Что такое паритет, Колян спрашивать не стал, надоело спрашивать. Колян просто смотрел на Байщика и думал. После спросил:
– И часто они так тебя прикармливают?
– Ну, не очень, – сказал Байщик. – Эти ещё только в третий раз. Эти с этой машины. Раз в неделю они сюда прилетают, а я выхожу на поляну и машу руками. И они кидают банки.
– А дальше будет что?
– А дальше, на четвёртый раз, они попробуют выйти на близкий контакт. Это они полезут вниз ко мне, на верёвке. И если я начну тикать, они могут и пристрелить.
– А зачем ты им пристреленный?
– А зачем я им живой? Им только мой мозг нужен. Поэтому, если пристрелят, они меня сразу льдом обложат, чтобы не протух, и отвезут в больничку, отдадут в лабораторию и там проведут томографию мозга.
– Чего-чего? – не выдержал Колян.
– Мозг мой просветят, вот что! И посмотрят, есть ли в нём какие изменения от их консервов.
– А какие должны быть изменения?
– Мозг должен разжижиться, вот что, и тогда они смогут лепить его заново так, как им надо. Городского из меня будут лепить, вот что!
– Так эти банки с дурью, да? – опасливо спросил Колян.
– А ты как думал?!
– Зачем тогда их подбирать?
– А чтобы жрать! И лопухом закусывать.
– Зачем лопухом?
– Чтобы обезвредить ихнюю дрянь, и чтобы мозги не разжижались.
– И не разжижаются?
– А ты на меня посмотри. Я их с весны жру, уже четвёртый вертихвост, и ничего.
– И никому не говоришь?
– А кто поверит?
– Ну, в общем, да, – задумчиво сказал Колян. – Я и сейчас не верю. Кучеряво это как-то всё.
– Вот то-то же!
Колян ещё подумал и спросил:
– И что, так каждый вертихвост банки сбрасывает?

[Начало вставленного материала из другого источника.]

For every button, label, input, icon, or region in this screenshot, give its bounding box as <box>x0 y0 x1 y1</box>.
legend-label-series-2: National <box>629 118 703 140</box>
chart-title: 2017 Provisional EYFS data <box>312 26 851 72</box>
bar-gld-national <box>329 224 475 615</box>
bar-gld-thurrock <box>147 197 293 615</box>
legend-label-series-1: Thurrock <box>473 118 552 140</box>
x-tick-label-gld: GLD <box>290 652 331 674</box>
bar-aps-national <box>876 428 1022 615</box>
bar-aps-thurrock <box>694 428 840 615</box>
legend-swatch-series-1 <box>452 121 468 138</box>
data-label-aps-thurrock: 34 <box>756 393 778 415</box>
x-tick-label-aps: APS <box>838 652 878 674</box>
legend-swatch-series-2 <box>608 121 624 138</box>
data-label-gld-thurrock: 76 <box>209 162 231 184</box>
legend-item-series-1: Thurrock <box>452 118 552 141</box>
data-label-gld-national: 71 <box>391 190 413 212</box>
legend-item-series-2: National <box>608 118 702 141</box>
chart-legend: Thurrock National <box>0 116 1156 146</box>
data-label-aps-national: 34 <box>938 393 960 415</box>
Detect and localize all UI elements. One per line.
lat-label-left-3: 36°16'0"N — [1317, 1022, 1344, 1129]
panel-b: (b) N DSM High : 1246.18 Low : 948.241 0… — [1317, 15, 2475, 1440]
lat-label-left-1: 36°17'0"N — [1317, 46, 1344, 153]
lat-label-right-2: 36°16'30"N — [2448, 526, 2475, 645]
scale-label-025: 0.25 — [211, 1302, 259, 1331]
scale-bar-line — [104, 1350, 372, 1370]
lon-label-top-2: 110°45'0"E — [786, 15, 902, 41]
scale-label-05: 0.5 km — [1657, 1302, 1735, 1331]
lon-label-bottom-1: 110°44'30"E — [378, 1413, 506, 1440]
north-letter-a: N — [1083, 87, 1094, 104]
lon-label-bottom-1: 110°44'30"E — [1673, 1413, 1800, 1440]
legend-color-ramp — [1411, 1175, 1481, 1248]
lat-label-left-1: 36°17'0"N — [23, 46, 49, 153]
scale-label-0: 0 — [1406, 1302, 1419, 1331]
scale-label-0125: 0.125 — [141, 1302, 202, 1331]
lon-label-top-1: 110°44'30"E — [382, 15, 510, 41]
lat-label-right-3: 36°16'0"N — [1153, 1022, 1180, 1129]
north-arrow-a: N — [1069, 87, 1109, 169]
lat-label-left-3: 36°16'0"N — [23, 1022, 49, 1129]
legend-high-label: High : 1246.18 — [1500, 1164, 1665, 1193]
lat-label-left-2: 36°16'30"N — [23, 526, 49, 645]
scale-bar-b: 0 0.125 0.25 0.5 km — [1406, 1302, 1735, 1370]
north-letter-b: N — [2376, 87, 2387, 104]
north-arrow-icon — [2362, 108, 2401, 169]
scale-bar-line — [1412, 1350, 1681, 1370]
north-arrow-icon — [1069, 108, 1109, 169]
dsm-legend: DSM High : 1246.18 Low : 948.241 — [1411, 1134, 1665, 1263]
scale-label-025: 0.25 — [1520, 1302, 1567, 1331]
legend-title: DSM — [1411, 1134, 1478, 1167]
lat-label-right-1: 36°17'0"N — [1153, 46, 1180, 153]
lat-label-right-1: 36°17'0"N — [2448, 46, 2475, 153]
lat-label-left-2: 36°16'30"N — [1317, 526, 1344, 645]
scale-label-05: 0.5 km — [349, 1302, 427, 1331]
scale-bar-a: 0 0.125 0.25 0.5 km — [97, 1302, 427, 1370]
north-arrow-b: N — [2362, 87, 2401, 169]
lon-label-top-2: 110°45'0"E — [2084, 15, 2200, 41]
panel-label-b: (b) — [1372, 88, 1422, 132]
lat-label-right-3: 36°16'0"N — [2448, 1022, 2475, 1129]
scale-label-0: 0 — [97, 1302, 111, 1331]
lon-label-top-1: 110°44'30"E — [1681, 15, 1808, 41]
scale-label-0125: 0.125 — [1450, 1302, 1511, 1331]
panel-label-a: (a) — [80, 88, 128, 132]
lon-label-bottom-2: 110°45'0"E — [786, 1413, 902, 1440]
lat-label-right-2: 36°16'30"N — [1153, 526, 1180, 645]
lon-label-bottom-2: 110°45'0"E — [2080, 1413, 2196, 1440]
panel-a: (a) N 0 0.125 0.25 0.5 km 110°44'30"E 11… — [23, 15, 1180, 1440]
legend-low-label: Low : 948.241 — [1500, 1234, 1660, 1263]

– Нет, конечно, – сказал Байщик, – не каждый, а только который с красной полосой. Этот называется санитарный. А ещё бывают с синей полосой, с зелёной. Самый хреновый это с синей, это у них патрульный. Эти могут сразу косануть, на поражение. Ну а с зелёной, это егеря, эти уже как когда – когда стреляют, а когда, если спешат куда-нибудь, тогда летят мимо и даже не смотрят.
– Откуда ты всё это знаешь? – недоверчиво спросил Колян.
– Читать надо уметь! – сердито сказал Байщик. – А вы всю бумагу скурили.
– Ладно тебе! – махнул рукой Колян. – Так я уши и развесил. Что, хочешь сказать, в бумажках так и пишется, к какому вертихвосту выходить, а к какому нет? Зачем они будут это чужим раскрывать?
– Это не они раскрывают, – сказал Байщик.
– А кто?
– Ну, мало ли.
– Темнишь ты, Байщик, ой, темнишь! – насмешливо сказал Колян.
– Какой я тебе Байщик?! – разозлился Байщик. – У меня имя есть! И отчество!
– Отчество! – насмешливо сказал Колян. – А звание?
– Младший сержант. Запаса.
– О, в это верю!
– Да, я всего младший сержант! – со злостью повторил Байщик. – Ну и что? А Генерал, когда ему надо что-нибудь толковое, приходит ко мне!
– Га! Это верно! – подхватил Колян. – Вот я ему про банки расскажу, и он опять к тебе придёт. С вопросами!
– А ты что, сейчас к Генералу собрался?
– Да нет! С чего ты это взял! – быстро сказал Колян.
– А куда тогда? – не унимался Байщик.
– Ну, по делам, – уклончиво сказал Колян. – А тебе какое дело?
– Простое, – сказал Байщик. – Если ты сейчас домой, то я тебе ещё консервов дам, чтобы ты Милке отнёс. А если к Генералу… То я не только ничего не дам, но и ещё бы посоветовал тебе свои консервы спрятать. А то Генерал, сам это знаешь, такой, что мало ли что ему может в голову втемяшиться. Вдруг он подумает, что ты ихний шпион? Или, ещё хуже, ихний провокатор?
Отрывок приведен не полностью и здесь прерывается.